Market Model Patterns of Change
1. Describe the industry and explain the general pattern of change of the particular market model
Health insurance in the United States providers represent competitive market because they are numerous, variety of choices, and no single entity has much power over prices. The health insurance can be considered as rapid growth industry. Recently, this industry is transforming in a rapid way and evolving into an oligopoly. Insurance markets in many states are eventually controlled and dominated by a few large firms.
There were more than five hundred health insurers involved mergers between 1998 and 2008 (Bakhtiari, 2010). Although there are hundreds of small insurance companies operating in the market, the industry Led by WellPoint, 12 health plans cover two-thirds of the enrollment in the U.S. commercial-insurance market (Bloomberg News, 2010). An analyst's report cited in the article predicts there will be 100 insurers with around 200,000 members could be forced out of business. Smaller insurers are increasingly unable to invest in the infrastructure and technology to effectively manage care (Bakhtiari, 2010). However, mergers have been the main power rather than small insurers going out of business.
2. Hypothesize the basic short-run and long-run behaviors of the model in the industry you have chosen in a “market economy”
This paper uses Kinked-Demand theory of oligopoly; there is no single theory that explains oligopoly behavior. The kinked demand model assumes that if one firm raises the prices, other firms will not follow to increase. If the firm reduces its price, it is assumed that its competitors will follow suit and reduce their prices as well. The result is a demand curve for the firm that is kinked at the current equilibrium price (Low, 2000). Taking this as assumption, a single health insurer that tries to raise price will lose market share mainly just because other insurers are not following, it will suffer a loss in demand because the competitors’ prices remain low. In contract, if a single firm that cuts prices, all of its competitors will follow to reduce the price.

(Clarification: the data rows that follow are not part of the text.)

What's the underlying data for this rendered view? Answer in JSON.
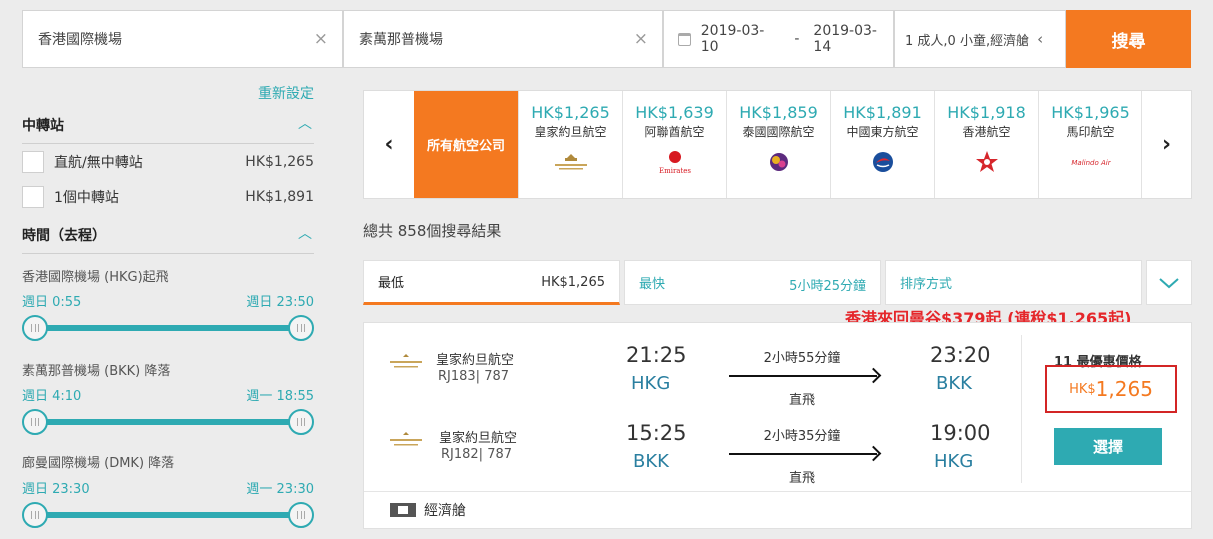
{
  "search": {
    "origin": "香港國際機場",
    "destination": "素萬那普機場",
    "date_from": "2019-03-10",
    "date_sep": "-",
    "date_to": "2019-03-14",
    "passengers": "1 成人,0 小童,經濟艙",
    "search_label": "搜尋",
    "clear_glyph": "×",
    "pax_chevron": "‹"
  },
  "sidebar": {
    "reset_label": "重新設定",
    "stops_title": "中轉站",
    "stops": [
      {
        "label": "直航/無中轉站",
        "price": "HK$1,265"
      },
      {
        "label": "1個中轉站",
        "price": "HK$1,891"
      }
    ],
    "time_title": "時間（去程）",
    "sliders": [
      {
        "label": "香港國際機場 (HKG)起飛",
        "from": "週日 0:55",
        "to": "週日 23:50"
      },
      {
        "label": "素萬那普機場 (BKK) 降落",
        "from": "週日 4:10",
        "to": "週一 18:55"
      },
      {
        "label": "廊曼國際機場 (DMK) 降落",
        "from": "週日 23:30",
        "to": "週一 23:30"
      }
    ]
  },
  "carousel": {
    "all_label": "所有航空公司",
    "items": [
      {
        "price": "HK$1,265",
        "name": "皇家約旦航空",
        "logo": "royal-jordanian-logo"
      },
      {
        "price": "HK$1,639",
        "name": "阿聯酋航空",
        "logo": "emirates-logo"
      },
      {
        "price": "HK$1,859",
        "name": "泰國國際航空",
        "logo": "thai-airways-logo"
      },
      {
        "price": "HK$1,891",
        "name": "中國東方航空",
        "logo": "china-eastern-logo"
      },
      {
        "price": "HK$1,918",
        "name": "香港航空",
        "logo": "hong-kong-airlines-logo"
      },
      {
        "price": "HK$1,965",
        "name": "馬印航空",
        "logo": "malindo-air-logo"
      }
    ],
    "emirates_logo_text": "Emirates",
    "malindo_logo_text": "Malindo Air"
  },
  "results": {
    "total": "總共 858個搜尋結果",
    "tabs": {
      "best_label": "最低",
      "best_value": "HK$1,265",
      "fast_label": "最快",
      "fast_value": "5小時25分鐘",
      "sort_label": "排序方式"
    },
    "promo": "香港來回曼谷$379起 (連稅$1,265起)"
  },
  "card": {
    "legs": [
      {
        "airline": "皇家約旦航空",
        "flight": "RJ183| 787",
        "dep_time": "21:25",
        "dep_airport": "HKG",
        "duration": "2小時55分鐘",
        "stops": "直飛",
        "arr_time": "23:20",
        "arr_airport": "BKK"
      },
      {
        "airline": "皇家約旦航空",
        "flight": "RJ182| 787",
        "dep_time": "15:25",
        "dep_airport": "BKK",
        "duration": "2小時35分鐘",
        "stops": "直飛",
        "arr_time": "19:00",
        "arr_airport": "HKG"
      }
    ],
    "best_label": "11 最優惠價格",
    "price_currency": "HK$",
    "price_amount": "1,265",
    "select_label": "選擇",
    "cabin": "經濟艙"
  },
  "colors": {
    "accent_orange": "#f47920",
    "teal": "#2eaab2",
    "promo_red": "#e5262a"
  }
}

As a result, a firm will have a kinked demand curve.
Firms may operate at a profit in the short-run if demand for the product is high relative to costs. The firm may force to go out of business if it can’t generate enough revenue to even cover the variable costs.
Hence the model predicts that prices in the long run should be fairly rigid in an oligopoly. This could indicate that insurance premiums will remain fairly stable in the health insurance industry. The kinked demand theory suggests there will be price in these markets and the firms will rely more on non-price competition to boost sales, revenue and profits. The result in market share is no gain and relative small increases in quantity demanded (Low, 2000).
3. Analyze at least three (3) possible areas for the industry that could lead to transaction costs, and explain each in detail
In the health insurance industry, transaction cost could arise from acquisition expenses, process outsourcing, and increased product complexity.
Acquisition is the expense of soliciting and placing new insurance business on a company’s books. It includes agent’s underwriting expenses, medical and credit, report fees, commissions, and marketing support services. The significant efforts are made by insurance companies to lower acquisition costs because of the competition.
Outsourcing of processes may become a necessity when firms gather up more and more customers due to mergers, the current workforce will no longer be able to handle jobs. Sometime, hiring more employees could be very costly for some firms because of increasing market salaries; outsourcing could be the better option. Firms will have to pay additional expenses to outsourcing firms that process application and provide customer service. This lead to transaction cost.